Il est souhaitable que les chasseurs de loisir fassent approuver correctement leurs miradors par les communes. C'est la seule façon pour les gardes forestiers d'exercer une influence et de garantir des constructions respectueuses de l'environnement.
Cependant, tous les chasseurs de loisir ne déclarent pas correctement leurs miradors. Certaines communes, comme Flims, sont donc intervenues activement. Là-bas, un délai a été fixé aux chasseurs de loisir pour déclarer leurs miradors. Les miradors non déclarés ont ensuite été démontés par la commune.
Thurgovie
Les constructions ouvertes simples, par exemple en poteaux, ne sont pas soumises à autorisation de construire.

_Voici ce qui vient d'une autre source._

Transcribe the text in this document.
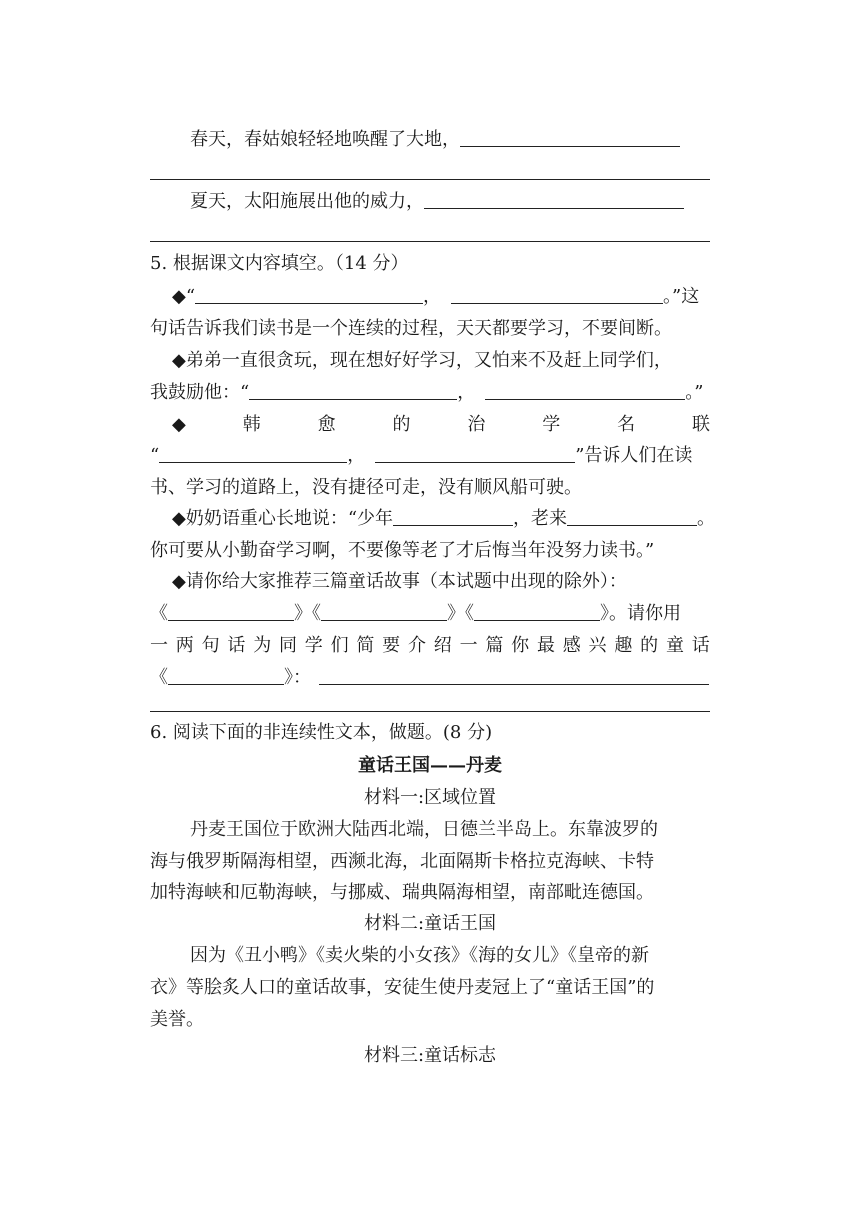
春天，春姑娘轻轻地唤醒了大地，
夏天，太阳施展出他的威力，
5. 根据课文内容填空。（14 分）
◆“	，	。”这
句话告诉我们读书是一个连续的过程，天天都要学习，不要间断。
◆弟弟一直很贪玩，现在想好好学习，又怕来不及赶上同学们，
我鼓励他：“	，	。”
◆	韩	愈	的	治	学	名	联
“	，	”告诉人们在读
书、学习的道路上，没有捷径可走，没有顺风船可驶。
◆奶奶语重心长地说：“少年	，老来	。
你可要从小勤奋学习啊，不要像等老了才后悔当年没努力读书。”
◆请你给大家推荐三篇童话故事（本试题中出现的除外）：
《	》《	》《	》。请你用
一 两 句 话 为 同 学 们 简 要 介 绍 一 篇 你 最 感 兴 趣 的 童 话
《	》：
6. 阅读下面的非连续性文本，做题。(8 分)
童话王国——丹麦
材料一:区域位置
丹麦王国位于欧洲大陆西北端，日德兰半岛上。东靠波罗的
海与俄罗斯隔海相望，西濒北海，北面隔斯卡格拉克海峡、卡特
加特海峡和厄勒海峡，与挪威、瑞典隔海相望，南部毗连德国。
材料二:童话王国
因为《丑小鸭》《卖火柴的小女孩》《海的女儿》《皇帝的新
衣》等脍炙人口的童话故事，安徒生使丹麦冠上了“童话王国”的
美誉。
材料三:童话标志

Pour que l'obligation d'autorisation de construire puisse être exclue, les critères suivants doivent être remplis cumulativement :
- Place pour 2 personnes maximum seulement
- Parois d'une hauteur maximale à la hanche (environ 1 mètre) ou au moins deux parois ouvertes
- Accès en forme d'échelle avec siège simple ou affûts mobiles
- Toit discret et modeste servant de protection contre les intempéries
Le modèle genevois : pas besoin de miradors
Dans le canton de Genève, la chasse de loisir a été abolie en 1974 à la suite d'une votation populaire. Depuis lors, des gardes-chasse salariés par l'État régulent, là où c'est nécessaire, les populations d'ongulés sauvages. Il n'y a pas besoin de miradors, de battues ou de chasses à rabatteurs. Les renards, martres ou blaireaux ne sont pas régulés. En 2011, par exemple, aucun cerf élaphe, chevreuil, renard roux, blaireau, martre, lièvre des champs, etc. n'a été abattu à Genève, selon la statistique fédérale de la chasse. Les tirs sanitaires ne sont pas la même chose qu'une chasse régulatrice fondée sur le jargon cynégétique ou une prétendue expérience de la nature mal comprise. Contrairement à d'autres cantons, Genève jouit encore de très bonnes populations de lièvres.